Having come to America as a teenager fleeing Nazi Germany, Henry Kissinger returned during World War II with the U.S. Army and was deeply moved after playing a role in liberating a concentration camp. Yet he has had little connection with Jewish life in his long career since then. Jeremy Rosen was thus surprised by what he found in the controversial former secretary of state’s most recent book:
At the age of ninety-nine, [Kissinger] has just published a new book, Leadership: Six Studies in World Leadership, describing the careers of leaders he admired—Konrad Adenauer of Germany, Charles De Gaulle of France, Richard Nixon, Anwar Sadat of Egypt, Lee Kuan Yew of Singapore, and Margaret Thatcher of the UK. Significantly, he points out that they were all deeply religious, with the possible exception of Lee Kuan Yew. . . . He laments the erosion of moral purpose and the religious belief that often underpinned Western societies, and looks aghast at these divisive destructive features of American politics today.
Although some Jews like to claim him as one of ours, his whole career seems to have been an escape from everything Jewish.

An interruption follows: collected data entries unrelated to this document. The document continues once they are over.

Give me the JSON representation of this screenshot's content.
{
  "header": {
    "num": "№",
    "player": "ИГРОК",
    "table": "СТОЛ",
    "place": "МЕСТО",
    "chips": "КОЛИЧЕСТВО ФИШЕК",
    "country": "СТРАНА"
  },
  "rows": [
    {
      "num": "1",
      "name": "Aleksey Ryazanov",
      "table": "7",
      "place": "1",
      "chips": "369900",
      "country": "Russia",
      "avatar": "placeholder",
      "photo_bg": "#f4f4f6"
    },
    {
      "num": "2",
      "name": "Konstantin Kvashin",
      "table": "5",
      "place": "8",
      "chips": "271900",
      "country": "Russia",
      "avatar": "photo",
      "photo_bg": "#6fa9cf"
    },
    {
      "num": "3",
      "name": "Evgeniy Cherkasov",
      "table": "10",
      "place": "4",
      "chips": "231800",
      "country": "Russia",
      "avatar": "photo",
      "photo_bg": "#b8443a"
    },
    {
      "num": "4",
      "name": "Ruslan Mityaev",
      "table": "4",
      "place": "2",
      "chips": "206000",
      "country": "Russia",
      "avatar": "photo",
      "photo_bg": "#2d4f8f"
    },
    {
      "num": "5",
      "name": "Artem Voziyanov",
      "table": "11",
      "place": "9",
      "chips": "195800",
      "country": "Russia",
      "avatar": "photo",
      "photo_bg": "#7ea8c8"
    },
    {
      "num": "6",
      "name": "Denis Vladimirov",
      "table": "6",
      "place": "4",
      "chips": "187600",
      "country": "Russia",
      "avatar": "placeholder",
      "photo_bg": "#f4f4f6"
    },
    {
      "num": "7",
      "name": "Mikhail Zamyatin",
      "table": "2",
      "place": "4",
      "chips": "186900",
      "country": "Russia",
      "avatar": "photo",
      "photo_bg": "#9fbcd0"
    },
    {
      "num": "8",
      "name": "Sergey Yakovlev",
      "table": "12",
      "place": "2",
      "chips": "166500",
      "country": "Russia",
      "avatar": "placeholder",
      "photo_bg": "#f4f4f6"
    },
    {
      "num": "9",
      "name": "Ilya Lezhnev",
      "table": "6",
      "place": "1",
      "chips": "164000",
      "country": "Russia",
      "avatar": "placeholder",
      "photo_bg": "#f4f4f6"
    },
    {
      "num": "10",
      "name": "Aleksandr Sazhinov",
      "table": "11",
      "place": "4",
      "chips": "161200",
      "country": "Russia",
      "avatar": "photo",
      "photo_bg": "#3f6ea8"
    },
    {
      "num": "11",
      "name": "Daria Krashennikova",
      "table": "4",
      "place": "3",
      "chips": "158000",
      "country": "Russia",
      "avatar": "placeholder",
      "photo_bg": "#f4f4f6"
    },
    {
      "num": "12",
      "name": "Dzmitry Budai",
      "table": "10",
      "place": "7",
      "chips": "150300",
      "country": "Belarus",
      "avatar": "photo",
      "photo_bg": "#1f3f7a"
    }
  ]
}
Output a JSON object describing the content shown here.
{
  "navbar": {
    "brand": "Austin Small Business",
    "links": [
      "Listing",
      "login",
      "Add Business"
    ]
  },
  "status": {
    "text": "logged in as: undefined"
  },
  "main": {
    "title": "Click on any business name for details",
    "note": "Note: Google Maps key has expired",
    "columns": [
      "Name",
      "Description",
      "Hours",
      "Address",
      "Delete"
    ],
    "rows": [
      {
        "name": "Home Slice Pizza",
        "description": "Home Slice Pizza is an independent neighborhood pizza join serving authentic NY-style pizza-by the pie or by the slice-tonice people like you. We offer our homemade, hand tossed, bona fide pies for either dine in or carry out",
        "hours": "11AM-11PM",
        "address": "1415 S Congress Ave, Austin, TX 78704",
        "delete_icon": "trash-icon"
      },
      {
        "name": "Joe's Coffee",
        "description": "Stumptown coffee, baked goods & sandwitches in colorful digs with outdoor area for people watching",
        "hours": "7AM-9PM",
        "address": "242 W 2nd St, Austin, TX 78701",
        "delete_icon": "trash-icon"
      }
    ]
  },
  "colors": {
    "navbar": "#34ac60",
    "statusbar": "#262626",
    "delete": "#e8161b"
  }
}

The Nixon tapes have recorded him remaining silent as his [boss] excoriates Jews in general. When he returned from the war in Europe, he told his father, “Certain ties bound in convention mean nothing to me. I have come to judge men on their merits.” He told Golda Meir that he was an American first, a Nixonite second, and a Jew last. She replied that in Israel, they read from right to left! . . . In recent years, [however], he has been seen in Orthodox synagogues on the High Holy Days.